Phantom practice is the purported phenomenon in which a person's abilities continue to improve, even without practicing at all. It is mostly associated with practicing a musical instrument. After habitual practicing, a person may believe that they have continued to experience improvement even after they stop practicing. Whether these individuals have actually improved or whether it is simply a subjective perception on their part has not been ascertained by researchers.

==Kinesthetic memory==
The phenomenon of retaining a physical skill that has not been used in a long time is well understood. The physical skills of holding and playing an instrument are held in a reflex-level long-term memory called "kinesthetic memory", "motor memory", or "muscle memory." Kinesthetic memory is very durable, and as such, a person may retain the ability to perform on an instrument that they previously played regularly, even if they have not practiced the instrument for weeks or months.

==Confidence==
A sense of confidence is an important performing skill. In a musical sense, confidence can translate into a stronger tone, more self-assured entrances, and a better stage presence. A nervous, anxious player or singer, on the other hand, is likely to have a wavering tone, uncertain intonation, and hesitant entrances. Since confidence often develops as a person matures and gains life experience, some people may notice an improvement in playing a former childhood instrument that they take up again as an adult. Again, although such a person may attribute their stronger tone and playing style to "phantom practicing", other factors such as increased confidence may have caused the improvements.

==Rhythmic skill==
During the interval of not practicing, a person purporting to have experienced "phantom practicing" may have developed other factors besides instrument practicing which contribute to the quality of musical performance, such as rhythmic skill. For example, a drummer who abandons music in their teens, and then studies dancing in their 30s may find, if they return to drumming in their 40s, that their sense of rhythm has improved. While this person might attribute their improved drumming skills to "phantom practice", a more likely explanation is that they improved their rhythmic skills and "time feel" confidence in the intervening decades.

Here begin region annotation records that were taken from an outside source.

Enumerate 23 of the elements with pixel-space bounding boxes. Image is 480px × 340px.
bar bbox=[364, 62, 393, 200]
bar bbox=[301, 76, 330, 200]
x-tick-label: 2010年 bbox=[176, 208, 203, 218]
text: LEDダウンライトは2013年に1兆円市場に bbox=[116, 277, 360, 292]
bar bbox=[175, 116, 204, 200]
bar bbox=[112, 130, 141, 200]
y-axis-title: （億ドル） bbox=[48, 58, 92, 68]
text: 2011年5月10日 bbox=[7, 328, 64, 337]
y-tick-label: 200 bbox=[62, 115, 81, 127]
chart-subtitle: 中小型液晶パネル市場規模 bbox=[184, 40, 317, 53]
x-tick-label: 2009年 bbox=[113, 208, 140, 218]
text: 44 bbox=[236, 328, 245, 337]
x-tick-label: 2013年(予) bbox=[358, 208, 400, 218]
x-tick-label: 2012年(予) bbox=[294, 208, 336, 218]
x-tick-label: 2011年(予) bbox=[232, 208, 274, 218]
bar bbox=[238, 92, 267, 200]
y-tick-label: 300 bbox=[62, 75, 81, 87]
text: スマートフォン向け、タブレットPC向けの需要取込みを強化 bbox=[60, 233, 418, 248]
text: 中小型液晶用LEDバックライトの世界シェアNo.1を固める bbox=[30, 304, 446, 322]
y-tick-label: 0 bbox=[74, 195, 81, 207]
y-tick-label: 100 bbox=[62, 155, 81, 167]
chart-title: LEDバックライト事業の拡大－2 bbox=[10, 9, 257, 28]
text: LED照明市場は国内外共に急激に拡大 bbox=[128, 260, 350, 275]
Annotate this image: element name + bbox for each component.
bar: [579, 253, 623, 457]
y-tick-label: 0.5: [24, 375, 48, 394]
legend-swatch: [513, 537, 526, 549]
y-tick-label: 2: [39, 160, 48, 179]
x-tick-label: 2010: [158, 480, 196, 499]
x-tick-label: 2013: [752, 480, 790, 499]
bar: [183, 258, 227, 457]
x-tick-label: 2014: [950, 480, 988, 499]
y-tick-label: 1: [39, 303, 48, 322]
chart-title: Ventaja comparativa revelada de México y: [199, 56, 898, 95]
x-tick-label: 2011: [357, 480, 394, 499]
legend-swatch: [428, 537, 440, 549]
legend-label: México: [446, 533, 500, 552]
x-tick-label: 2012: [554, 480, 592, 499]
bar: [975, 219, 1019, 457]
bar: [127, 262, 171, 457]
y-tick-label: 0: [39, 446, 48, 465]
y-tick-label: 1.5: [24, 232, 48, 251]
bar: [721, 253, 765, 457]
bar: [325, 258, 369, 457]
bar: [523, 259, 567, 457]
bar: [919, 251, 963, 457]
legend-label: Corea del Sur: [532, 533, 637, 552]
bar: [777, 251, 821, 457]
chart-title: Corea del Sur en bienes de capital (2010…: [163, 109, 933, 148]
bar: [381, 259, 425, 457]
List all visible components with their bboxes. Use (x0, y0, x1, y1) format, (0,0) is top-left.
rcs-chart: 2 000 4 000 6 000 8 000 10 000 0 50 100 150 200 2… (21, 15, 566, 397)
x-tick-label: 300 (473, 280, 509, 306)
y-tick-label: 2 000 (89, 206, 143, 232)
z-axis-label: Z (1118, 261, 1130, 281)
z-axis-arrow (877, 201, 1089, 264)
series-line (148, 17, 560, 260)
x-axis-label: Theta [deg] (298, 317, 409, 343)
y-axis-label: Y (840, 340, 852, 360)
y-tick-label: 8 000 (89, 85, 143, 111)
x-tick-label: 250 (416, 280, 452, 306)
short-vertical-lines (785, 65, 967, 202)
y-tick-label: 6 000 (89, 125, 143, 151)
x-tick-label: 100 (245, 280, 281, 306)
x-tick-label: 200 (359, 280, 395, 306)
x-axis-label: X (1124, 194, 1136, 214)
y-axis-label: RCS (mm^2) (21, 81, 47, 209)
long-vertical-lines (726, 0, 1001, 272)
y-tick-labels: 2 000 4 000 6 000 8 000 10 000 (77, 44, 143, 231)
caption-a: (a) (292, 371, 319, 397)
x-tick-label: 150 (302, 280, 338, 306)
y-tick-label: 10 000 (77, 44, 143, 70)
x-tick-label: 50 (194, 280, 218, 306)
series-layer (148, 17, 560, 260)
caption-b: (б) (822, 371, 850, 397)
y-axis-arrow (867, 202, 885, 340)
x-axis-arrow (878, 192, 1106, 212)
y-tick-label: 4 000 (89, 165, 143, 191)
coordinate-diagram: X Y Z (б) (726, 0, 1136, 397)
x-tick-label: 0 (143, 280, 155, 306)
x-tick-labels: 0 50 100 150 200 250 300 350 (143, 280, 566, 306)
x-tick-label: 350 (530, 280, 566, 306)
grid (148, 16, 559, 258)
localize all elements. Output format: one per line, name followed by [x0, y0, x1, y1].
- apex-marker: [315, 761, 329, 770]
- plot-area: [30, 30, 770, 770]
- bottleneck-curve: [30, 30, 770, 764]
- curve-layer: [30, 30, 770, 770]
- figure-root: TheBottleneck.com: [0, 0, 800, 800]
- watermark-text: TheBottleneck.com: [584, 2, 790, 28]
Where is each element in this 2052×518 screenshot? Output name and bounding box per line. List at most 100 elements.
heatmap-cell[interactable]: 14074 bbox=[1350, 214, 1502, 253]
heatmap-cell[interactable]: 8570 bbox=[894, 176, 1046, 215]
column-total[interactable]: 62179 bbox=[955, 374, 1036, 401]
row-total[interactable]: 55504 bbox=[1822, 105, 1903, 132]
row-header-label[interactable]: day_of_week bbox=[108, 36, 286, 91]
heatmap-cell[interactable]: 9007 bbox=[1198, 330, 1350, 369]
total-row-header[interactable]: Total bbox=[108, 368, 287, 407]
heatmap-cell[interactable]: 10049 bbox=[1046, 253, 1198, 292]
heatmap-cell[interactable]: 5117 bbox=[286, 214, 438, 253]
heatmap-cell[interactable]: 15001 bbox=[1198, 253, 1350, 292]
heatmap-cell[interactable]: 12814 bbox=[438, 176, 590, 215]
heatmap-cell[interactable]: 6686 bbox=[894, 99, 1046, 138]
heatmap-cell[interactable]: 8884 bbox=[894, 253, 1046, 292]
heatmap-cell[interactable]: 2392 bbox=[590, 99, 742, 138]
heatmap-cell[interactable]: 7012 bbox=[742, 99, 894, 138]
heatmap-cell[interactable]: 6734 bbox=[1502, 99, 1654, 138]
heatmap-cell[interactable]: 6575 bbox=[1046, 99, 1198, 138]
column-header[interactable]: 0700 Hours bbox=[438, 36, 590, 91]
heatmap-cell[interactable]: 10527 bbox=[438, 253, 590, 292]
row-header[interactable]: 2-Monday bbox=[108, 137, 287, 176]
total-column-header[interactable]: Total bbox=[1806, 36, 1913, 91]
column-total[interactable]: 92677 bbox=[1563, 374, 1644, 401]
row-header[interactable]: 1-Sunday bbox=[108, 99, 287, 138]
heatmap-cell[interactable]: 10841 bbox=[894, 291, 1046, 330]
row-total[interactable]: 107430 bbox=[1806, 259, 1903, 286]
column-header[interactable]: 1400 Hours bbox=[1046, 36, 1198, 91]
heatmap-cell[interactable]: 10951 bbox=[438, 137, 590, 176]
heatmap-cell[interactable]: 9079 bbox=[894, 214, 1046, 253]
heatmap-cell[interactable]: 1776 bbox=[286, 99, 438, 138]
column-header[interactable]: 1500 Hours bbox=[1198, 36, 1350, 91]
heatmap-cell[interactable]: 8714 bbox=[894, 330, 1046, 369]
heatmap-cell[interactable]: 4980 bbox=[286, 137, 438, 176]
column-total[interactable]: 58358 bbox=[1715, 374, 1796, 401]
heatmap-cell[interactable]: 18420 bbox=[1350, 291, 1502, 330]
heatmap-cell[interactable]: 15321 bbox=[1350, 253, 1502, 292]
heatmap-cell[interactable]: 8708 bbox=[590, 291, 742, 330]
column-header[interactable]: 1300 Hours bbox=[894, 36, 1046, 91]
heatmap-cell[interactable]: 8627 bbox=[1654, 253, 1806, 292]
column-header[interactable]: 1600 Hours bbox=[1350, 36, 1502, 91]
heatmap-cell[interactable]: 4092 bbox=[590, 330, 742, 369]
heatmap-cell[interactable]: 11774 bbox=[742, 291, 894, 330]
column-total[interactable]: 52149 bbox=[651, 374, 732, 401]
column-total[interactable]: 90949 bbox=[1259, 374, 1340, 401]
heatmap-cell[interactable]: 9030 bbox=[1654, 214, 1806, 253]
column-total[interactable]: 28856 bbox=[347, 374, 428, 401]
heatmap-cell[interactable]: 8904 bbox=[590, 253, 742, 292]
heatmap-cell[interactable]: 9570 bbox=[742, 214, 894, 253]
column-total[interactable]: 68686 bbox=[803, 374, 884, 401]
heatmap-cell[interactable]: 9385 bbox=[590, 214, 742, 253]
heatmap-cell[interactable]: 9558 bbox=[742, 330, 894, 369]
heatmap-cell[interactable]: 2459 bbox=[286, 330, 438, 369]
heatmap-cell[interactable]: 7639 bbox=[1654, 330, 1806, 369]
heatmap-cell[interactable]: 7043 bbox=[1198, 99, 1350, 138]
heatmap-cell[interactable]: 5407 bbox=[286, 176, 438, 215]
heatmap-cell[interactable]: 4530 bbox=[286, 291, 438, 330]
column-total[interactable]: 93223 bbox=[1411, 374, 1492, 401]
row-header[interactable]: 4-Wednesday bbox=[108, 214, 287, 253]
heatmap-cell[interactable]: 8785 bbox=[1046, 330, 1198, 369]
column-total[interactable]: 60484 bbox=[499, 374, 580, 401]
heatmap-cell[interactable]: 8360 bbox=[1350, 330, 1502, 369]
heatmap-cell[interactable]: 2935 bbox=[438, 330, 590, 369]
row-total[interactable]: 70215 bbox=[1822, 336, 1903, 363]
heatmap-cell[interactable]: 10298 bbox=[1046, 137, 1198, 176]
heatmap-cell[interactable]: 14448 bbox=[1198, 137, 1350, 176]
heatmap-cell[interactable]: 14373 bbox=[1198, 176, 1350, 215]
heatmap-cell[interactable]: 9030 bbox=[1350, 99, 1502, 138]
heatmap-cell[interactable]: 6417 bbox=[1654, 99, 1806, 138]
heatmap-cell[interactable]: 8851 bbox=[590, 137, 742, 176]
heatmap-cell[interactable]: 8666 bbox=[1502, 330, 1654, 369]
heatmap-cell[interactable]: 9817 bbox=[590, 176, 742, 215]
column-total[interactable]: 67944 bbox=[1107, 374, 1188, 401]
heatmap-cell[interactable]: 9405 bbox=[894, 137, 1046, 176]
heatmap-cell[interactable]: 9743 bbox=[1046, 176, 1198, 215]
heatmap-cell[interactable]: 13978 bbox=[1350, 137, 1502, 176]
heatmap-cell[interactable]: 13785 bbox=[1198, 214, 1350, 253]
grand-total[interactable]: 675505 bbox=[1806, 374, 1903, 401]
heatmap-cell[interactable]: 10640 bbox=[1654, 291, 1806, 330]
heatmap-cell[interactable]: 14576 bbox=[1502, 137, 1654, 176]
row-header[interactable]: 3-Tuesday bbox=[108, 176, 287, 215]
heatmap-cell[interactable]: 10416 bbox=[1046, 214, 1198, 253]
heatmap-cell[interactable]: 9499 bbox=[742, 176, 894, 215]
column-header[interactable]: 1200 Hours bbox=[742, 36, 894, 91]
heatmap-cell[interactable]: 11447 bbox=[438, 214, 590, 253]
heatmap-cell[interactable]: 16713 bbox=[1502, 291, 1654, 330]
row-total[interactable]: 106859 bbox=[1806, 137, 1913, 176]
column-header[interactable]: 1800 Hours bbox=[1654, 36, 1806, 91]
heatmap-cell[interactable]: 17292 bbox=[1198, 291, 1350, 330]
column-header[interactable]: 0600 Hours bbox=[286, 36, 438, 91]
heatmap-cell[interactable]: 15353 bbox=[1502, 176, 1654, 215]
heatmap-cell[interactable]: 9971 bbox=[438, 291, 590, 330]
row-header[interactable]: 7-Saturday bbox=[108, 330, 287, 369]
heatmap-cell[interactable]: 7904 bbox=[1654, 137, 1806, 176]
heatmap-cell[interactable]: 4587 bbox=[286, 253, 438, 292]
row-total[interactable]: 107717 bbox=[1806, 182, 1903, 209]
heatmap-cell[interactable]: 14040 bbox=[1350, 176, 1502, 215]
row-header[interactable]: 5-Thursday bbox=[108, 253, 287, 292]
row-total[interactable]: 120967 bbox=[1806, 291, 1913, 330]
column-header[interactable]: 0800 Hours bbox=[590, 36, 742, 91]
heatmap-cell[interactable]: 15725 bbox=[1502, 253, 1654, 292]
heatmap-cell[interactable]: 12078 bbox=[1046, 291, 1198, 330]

==Knowledge of musical styles and idioms==
Another possibility is that a person may improve their knowledge of musical styles and idioms during a period of non-practicing. For example, if a person learns all of the core jazz piano techniques in their teens, and then abandons the instrument, followed by a 20-year interval of listening to jazz and going to jazz concerts, this person may feel that they have benefitted from "phantom practicing" if they return to jazz piano playing in their 40s. Instead, it is more likely that the improvement in this person's jazz playing is due to decades of experience of listening to authentic jazz playing "comping" and "blowing".